This week’s roundup of the best new music from around the world sees Getintothis’ Patrick Clarke unearthing San Diego’s finest debutantes, a shimmering Cardiff almost-soundtrack, and the best in Norwegian alt-pop.
As tiresome as the brigade of bores so eager to proclaim the death of guitar music every second Tuesday might be, for this writer, at least, it’s been a while since a straight up slice of brand-new six-string-pop has really felt much more than merely passable. So step forward San Diego’s Big Bloom, the as-yet remarkably unheard of (even by our standards) fivesome whose debut release, the three-track Last Daze EP appeared to a miniscule following this last week (February 20).
It’s the slacker-haze of opener Last Days that was the first to catch our attention, a chunk of fuzzed out pop that’s half Best Coast, half Alvvays, and entirely enthralling for a debut track.New Blue is equally enchanting, swimming from a whacked out surf-rock groove to an incendiary burst of gritty grunge guitars without a crack, while their mellowest outing Sorry Artists shows off the assured, wrenching vocals of their (as yet unidentified – Katie something we think) frontwoman at their fullest ebb.
At time of writing, the band have a pitiful 10 followers on Soundcloud, including us, and 87 likes on Facebook. If Big Bloom can keep up this phenomenal early form, that’s a figure that really does deserve to skyrocket.

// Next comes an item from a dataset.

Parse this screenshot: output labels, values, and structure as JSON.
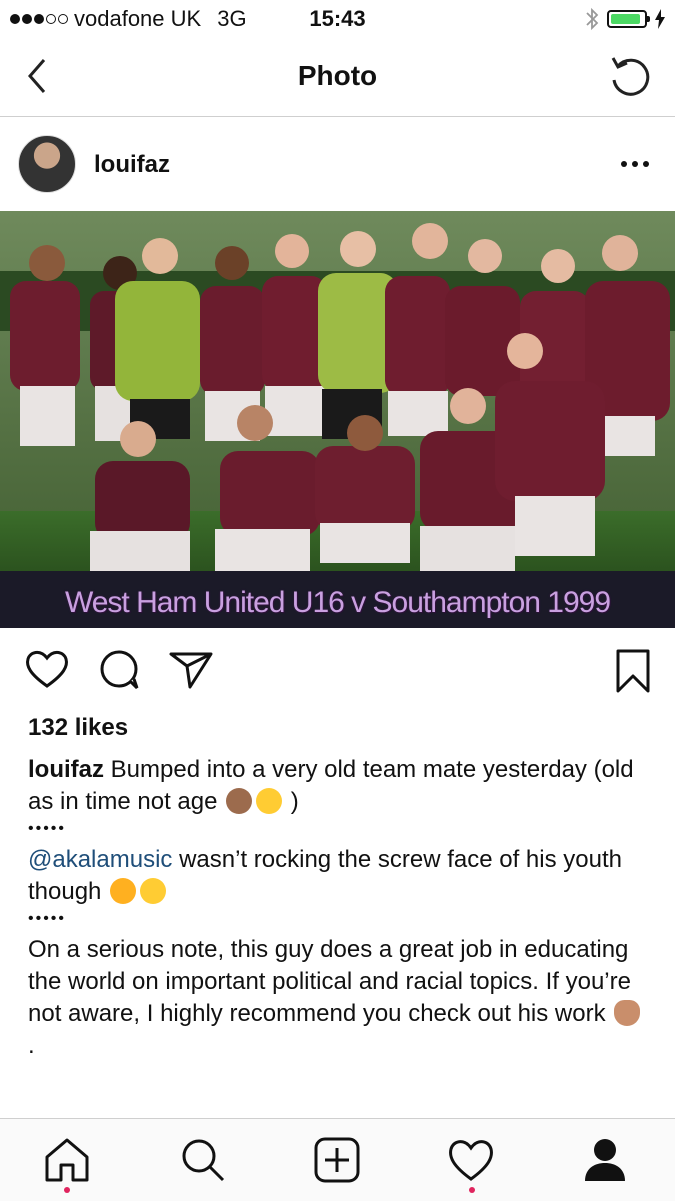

Cardiff’s Mooginizer meanwhile, the project of Wave Runner Records owner Morgan Griffin, takes the same sort of ‘soundtrack for a film we wish existed’ approach as Liverpool favourite Kalax, the glacial retro-futurist synths of Sunrise, the project’s latest, an apparent favourite of that aforementioned Merseysider.
More than anything the track feels completely kinetic, though anything but forceful, a spacious, luxuriating journey through an imagined Eastern future that both cries out for visuals and in a sense provides them by its boundless, roaming aesthetics.
Finally, it’s a return to our favourite of all the arbitrary musical provinces, Scandinavia, where Jonas Alaska of Åmli, Norway and graduate of our city’s own LIPA has just unveiled his intriguing third LP, Younger. Nordic-by-scouse perhaps, but the album has more in common with the best of American alt-pop than the frosty psychedelia that’s come to characterise his country’s cutting-edge of late.
Already well-established in his native Norway with his previous two albums hitting the chart’s top five, it’s easy to see why, the record’s blend of pop sensibility, youthful snarl and fashionable fuzz pushing all the right buttons for connoisseurs and consumers alike.
On slow, capacious numbers like All the Movies Alaska sounds as if he’s robbed Christopher Owens‘ Girls vault, while the elegant melodics of I’m Sorry and She’s Not One of Them are pieces of characterful alternative pop as it should be done, balancing quirk with genuine passion for a slick, sophisticated listen that brims with both soul and scuzz.